In the Field
EtCO2 is the most reliable confirmation that an advanced airway is in the trachea, not the esophagus. A waveform that rises with each ventilation and falls between breaths is in the airway. A flat line is not. Beyond placement confirmation, EtCO2 numbers track perfusion and ventilation in real time. Falling EtCO2 during CPR signals deteriorating cardiac output. Rising EtCO2 during ROSC signals return of perfusion. In TBI, hyperventilation drops EtCO2 and constricts cerebral vessels, which used to be doctrine and is now understood to worsen secondary brain injury.
Common Mistake
Hyperventilating a TBI casualty. The reflex to bag harder when the patient looks worse drops EtCO2 below 30 mmHg, causes cerebral vasoconstriction, and worsens ischemia in already injured brain tissue. TCCC 2026 explicitly targets EtCO2 35 to 45 mmHg in TBI and specifies 10 breaths per minute (one every 6 seconds) when monitoring is unavailable.
Technical Detail
EtCO2 normal range 35 to 45 mmHg in spontaneously breathing patients. Measured by sidestream or mainstream capnography sampling exhaled gas.
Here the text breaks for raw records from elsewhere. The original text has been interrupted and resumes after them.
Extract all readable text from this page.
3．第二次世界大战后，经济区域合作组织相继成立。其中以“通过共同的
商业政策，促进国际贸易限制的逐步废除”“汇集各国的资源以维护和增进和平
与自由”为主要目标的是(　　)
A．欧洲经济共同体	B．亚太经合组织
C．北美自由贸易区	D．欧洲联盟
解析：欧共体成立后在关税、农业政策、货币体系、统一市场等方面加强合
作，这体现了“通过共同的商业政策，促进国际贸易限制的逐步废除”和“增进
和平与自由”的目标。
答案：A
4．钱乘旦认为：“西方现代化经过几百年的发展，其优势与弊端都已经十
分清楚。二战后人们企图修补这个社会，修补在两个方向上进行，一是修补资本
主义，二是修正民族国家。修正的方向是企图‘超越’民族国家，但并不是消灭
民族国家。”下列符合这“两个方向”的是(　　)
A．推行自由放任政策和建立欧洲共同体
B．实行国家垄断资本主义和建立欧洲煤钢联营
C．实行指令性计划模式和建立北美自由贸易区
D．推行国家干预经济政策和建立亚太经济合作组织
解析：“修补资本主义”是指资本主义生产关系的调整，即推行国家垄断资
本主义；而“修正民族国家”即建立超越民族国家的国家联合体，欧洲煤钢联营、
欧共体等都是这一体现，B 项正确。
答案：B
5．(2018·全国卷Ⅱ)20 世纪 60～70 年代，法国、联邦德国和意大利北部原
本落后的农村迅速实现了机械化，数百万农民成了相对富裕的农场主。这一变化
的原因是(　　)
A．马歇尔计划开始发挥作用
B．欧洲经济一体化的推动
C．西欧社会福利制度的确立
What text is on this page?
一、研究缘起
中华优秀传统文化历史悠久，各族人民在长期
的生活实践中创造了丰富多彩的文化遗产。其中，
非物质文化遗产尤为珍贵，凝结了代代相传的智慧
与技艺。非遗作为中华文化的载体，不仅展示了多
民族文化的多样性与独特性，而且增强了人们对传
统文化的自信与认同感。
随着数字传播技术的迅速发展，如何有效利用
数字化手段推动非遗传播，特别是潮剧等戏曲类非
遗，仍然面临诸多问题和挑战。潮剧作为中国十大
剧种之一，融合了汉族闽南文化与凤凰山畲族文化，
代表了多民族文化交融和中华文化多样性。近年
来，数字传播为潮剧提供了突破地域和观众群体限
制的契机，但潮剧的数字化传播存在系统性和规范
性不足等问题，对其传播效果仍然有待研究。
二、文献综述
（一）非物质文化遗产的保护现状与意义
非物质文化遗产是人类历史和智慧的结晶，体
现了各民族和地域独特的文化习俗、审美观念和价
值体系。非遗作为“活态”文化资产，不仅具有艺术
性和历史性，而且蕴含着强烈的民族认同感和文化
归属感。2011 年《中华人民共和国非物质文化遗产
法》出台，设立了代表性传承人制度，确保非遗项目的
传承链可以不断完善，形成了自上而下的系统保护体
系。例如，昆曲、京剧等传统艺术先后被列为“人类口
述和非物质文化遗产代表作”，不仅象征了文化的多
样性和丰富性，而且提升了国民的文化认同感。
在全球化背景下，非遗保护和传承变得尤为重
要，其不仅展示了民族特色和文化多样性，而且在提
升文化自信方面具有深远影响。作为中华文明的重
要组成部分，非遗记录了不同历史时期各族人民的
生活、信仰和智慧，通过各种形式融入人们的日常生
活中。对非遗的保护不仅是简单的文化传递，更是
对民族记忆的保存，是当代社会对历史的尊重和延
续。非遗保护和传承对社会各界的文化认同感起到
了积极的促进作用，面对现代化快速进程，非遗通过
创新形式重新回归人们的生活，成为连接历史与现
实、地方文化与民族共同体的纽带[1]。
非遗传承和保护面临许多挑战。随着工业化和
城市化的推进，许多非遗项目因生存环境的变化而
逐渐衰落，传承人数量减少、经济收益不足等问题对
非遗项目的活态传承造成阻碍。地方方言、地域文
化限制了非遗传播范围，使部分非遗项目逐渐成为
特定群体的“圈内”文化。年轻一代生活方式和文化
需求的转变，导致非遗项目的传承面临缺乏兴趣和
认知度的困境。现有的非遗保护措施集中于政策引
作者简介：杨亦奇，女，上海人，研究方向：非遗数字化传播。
Capnography produces a waveform plot of CO2 versus time; the plateau represents alveolar gas, and the peak value is EtCO2. Clinical uses: (1) airway placement confirmation (waveform confirms tracheal placement); (2) ventilation rate guidance (target 35 to 45 mmHg); (3) CPR quality (EtCO2 below 10 mmHg suggests inadequate compressions); (4) ROSC detection (sudden rise of 10 mmHg or more during CPR). TCCC 2026 specifies continuous EtCO2 monitoring after cricothyroidotomy and during ventilated TBI management.